The committee summoned all the chief executive officers of 19 oil and gas companies, including Total/Mobil JV, Total/Oando JV, Total Energies, Azman Oil & Gas Limited, and A. M Shafa Ltd. to appear before the committee on Tuesday.

In his presentation, the chairman, Gas Monitoring Committee of the Revenue Mobilisation, Allocation and Fiscal Commission (RMAFC), Patrick Mgbebu, said the gas flaring penalty payment from 2013-2018 (June) was $0.30 and $2.00 from July 2018 to 2023.

According to Mgbebu, the penalties payable amounted to $3,465,299,226.55, but the value of gas would have been $12,403,000,001.20 if the gas was sold and not flared.

He said, “The Commission compared the data from NOSDRA with the data from NUPRC, and the following observations were made that the volume of gas flared according to NOSDRA and NUPRC were 838,667,211 mscf and 700,975,019 mscf respectively.

“The difference, which is 137,692,192 mscf, indicated that the Federation Account was shortchanged. It should be noted that the comparison covered three years from 2020 to 2022.

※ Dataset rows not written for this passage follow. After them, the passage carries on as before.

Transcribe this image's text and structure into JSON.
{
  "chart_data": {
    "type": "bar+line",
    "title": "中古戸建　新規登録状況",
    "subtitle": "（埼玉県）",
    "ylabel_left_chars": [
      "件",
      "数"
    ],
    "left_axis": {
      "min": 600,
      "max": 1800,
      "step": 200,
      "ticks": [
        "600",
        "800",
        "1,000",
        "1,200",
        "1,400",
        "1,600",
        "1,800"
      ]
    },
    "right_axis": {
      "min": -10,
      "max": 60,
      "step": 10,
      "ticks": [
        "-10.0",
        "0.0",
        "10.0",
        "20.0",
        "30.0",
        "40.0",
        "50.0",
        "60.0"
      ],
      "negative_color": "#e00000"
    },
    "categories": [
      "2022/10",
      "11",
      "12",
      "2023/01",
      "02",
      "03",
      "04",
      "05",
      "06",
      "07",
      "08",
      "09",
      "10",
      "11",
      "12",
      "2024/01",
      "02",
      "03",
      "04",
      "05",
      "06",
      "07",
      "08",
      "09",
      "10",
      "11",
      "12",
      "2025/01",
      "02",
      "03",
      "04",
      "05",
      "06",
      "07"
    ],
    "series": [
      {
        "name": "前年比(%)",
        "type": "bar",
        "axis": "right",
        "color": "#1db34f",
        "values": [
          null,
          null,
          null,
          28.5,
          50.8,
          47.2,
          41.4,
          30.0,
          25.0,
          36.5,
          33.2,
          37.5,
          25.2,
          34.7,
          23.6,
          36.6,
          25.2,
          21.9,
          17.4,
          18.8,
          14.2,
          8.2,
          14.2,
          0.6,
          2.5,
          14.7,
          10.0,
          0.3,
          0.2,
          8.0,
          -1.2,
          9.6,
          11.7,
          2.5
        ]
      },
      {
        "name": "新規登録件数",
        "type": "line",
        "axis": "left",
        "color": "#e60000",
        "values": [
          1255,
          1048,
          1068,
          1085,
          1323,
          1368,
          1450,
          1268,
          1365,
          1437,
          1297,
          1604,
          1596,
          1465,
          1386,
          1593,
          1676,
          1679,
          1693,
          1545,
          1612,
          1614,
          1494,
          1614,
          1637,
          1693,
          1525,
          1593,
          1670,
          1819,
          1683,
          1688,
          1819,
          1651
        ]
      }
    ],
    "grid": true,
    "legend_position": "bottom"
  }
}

“That the value of gas flared according to NOSDRA and NUPRC are $320,583,355.48 and $43,325,050.76 respectively. As such, the variance indicated that the Federation Account was shortchanged by $277,258,304.72.”

In his submission, the NOSDRA director-general, Idris Musa, who noted that the extant penalties on gas flaring were meant to serve as deterrent, suggested that the penalties on gas flaring should be increased.

Musa disclosed that a total of 3.8 billion mscf was flared from 2013 to date, while a total sum of $7.6 billion penalties was payable.

The director at the Federal Ministry of Environment, Olubunmi Olusanya, emphasised the need to give legislative backing to the use of oil tracker as part of measures to end gas flaring in the country.